Intervention de Éric Woerth

Séance en hémicycle du mercredi 17 mars 2021 à 15h00
Réforme du courtage — Présentation

Photo issue du site de l'Assemblée nationale ou de WikipediaÉric Woerth, président de la commission mixte paritaire :

Je me demande pourquoi l'urgence est si grande. J'ai toujours trouvé ce texte surprenant : il n'apporte pas grand-chose. Qu'est-ce qui justifie sa présence dans un calendrier parlementaire surchargé ? Personne n'a jamais vraiment répondu à la question. Il s'agit d'instaurer une forme d'autocontrôle par des associations professionnelles, lesquelles ne disposent pas d'un pouvoir de contrôle – c'est compliqué à expliquer.

Le Conseil constitutionnel a annulé, comme cavalier législatif, une disposition introduite par voie d'amendement lors de l'examen de la loi PACTE. Tout cela s'est passé très vite, et le calendrier d'examen de ce texte à l'Assemblée et au Sénat a été vraiment resserré.

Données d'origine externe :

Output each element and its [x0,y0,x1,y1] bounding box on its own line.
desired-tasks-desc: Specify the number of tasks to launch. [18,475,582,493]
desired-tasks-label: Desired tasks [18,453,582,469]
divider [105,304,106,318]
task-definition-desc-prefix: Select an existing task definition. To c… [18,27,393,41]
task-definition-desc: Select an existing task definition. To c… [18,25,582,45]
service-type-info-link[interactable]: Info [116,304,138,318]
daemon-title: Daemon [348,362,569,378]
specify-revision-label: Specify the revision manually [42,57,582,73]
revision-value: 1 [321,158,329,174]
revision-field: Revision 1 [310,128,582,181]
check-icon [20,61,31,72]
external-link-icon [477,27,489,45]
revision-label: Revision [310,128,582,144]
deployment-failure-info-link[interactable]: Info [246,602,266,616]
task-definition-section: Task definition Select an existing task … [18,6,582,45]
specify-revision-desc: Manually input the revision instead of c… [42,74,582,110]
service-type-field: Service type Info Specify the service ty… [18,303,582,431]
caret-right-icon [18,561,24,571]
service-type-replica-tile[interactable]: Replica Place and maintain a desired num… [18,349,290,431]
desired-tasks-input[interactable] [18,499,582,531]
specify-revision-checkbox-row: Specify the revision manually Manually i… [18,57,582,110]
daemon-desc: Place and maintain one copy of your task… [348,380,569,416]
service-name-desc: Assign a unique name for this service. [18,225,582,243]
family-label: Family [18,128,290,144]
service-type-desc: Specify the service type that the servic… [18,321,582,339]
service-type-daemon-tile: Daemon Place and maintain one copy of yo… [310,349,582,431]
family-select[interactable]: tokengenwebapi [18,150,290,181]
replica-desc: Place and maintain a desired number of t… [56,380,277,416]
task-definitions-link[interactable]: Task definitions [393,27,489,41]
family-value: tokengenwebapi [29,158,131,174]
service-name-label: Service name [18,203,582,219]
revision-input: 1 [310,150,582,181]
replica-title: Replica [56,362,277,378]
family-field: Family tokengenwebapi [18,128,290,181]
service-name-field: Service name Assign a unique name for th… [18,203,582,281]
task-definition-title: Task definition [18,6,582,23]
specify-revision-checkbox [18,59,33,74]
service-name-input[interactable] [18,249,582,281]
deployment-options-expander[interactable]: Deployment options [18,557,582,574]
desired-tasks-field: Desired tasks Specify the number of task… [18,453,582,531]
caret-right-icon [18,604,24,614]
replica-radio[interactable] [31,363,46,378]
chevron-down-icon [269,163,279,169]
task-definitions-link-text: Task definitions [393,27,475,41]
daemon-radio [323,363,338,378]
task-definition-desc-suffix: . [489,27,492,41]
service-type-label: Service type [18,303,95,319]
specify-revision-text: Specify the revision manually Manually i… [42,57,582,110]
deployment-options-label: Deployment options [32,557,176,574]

Plus fondamentalement, cette proposition pose la question de la pertinence d'un nouvel étage de contrôle de la profession de courtier en assurance et en services bancaires et de paiement. N'aurait-il pas été plus simple et plus économe de s'appuyer, comme cela a été suggéré, sur des outils de régulation qui existent, notamment la procédure d'immatriculation auprès de l'ORIAS ? Il fallait changer l'ORIAS, la pauvre ORIAS, au motif qu'elle n'était pas capable : elle l'aurait été si on l'avait modifiée et qu'on lui avait octroyé davantage de moyens. D'un côté l'ORIAS exerce des activités administratives, de formation, de contrôle de l'information et de diffusion des bonnes pratiques, de l'autre l'ACPR exerce son activité de contrôle : tout cela aurait très bien fonctionné.

À quoi bon revendiquer en permanence la simplification et l'allégement des charges administratives si c'est pour instaurer de nouvelles strates administratives ou para-administratives au détour de chaque nouveau texte de loi ? Tout le monde le dit : nous devrions nous efforcer d'adapter le droit européen en évitant les surtranspositions. Voilà encore une occasion ratée.

Madame la rapporteure, il est certes très important de protéger les consommateurs, tout le monde est d'accord, mais il est tout aussi valable de protéger les citoyens de la complexité administrative. Je ne vois pas pourquoi créer une telle complexité.

Les associations professionnelles agréées qui seront créées suite à l'adoption de cette proposition de loi ne pourront au mieux qu'exercer une part limitée des missions de contrôle de la profession de courtier en assurances. De même, elles seront en mesure d'édicter des recommandations à l'égard de leurs membres pour promouvoir des bonnes pratiques institutionnelles, professionnelles et commerciales mais n'auront aucun pouvoir de contrôle en matière de fourniture de conseils et de pratiques de vente, puisque le droit communautaire interdit qu'un tel contrôle puisse être exercé par des associations professionnelles.

Je regrette également que subsiste un angle mort aussi important que lors du dépôt de la proposition de loi : les acteurs étrangers intervenant sur le marché en libre prestation de services demeureront le plus souvent hors du champ de la nouvelle régulation, puisque leur adhésion aux associations professionnelles sera fondée sur le volontariat. Or on sait bien que la surveillance et le contrôle des acteurs étrangers sont l'un des principaux problèmes et motifs d'inquiétude de la profession.

Une autre disposition, relative à l'encadrement du démarchage téléphonique par les assureurs, avait été introduite par le Sénat. Cette disposition suscitait, dans son état initial, beaucoup de réticences et de l'inquiétude de la part des professionnels, notamment car elle s'étendait aux personnes déjà clientes d'un assureur, ainsi qu'à celles ayant demandé à être contactées pour conclure un contrat.

La CMP a permis de faire évoluer ce point, puisque la rédaction retenue, issue d'un compromis, limite, fort heureusement, beaucoup plus strictement le champ de la nouvelle disposition. Sur la question de la création des associations professionnelles agréées, le fait que le texte demeure figé à la rédaction datant de mai 2019 est parfaitement insatisfaisant. C'est pourquoi je ne voterai pas en faveur de ce texte, qui introduit une complexité administrative supplémentaire, alors que la France a bien besoin du contraire.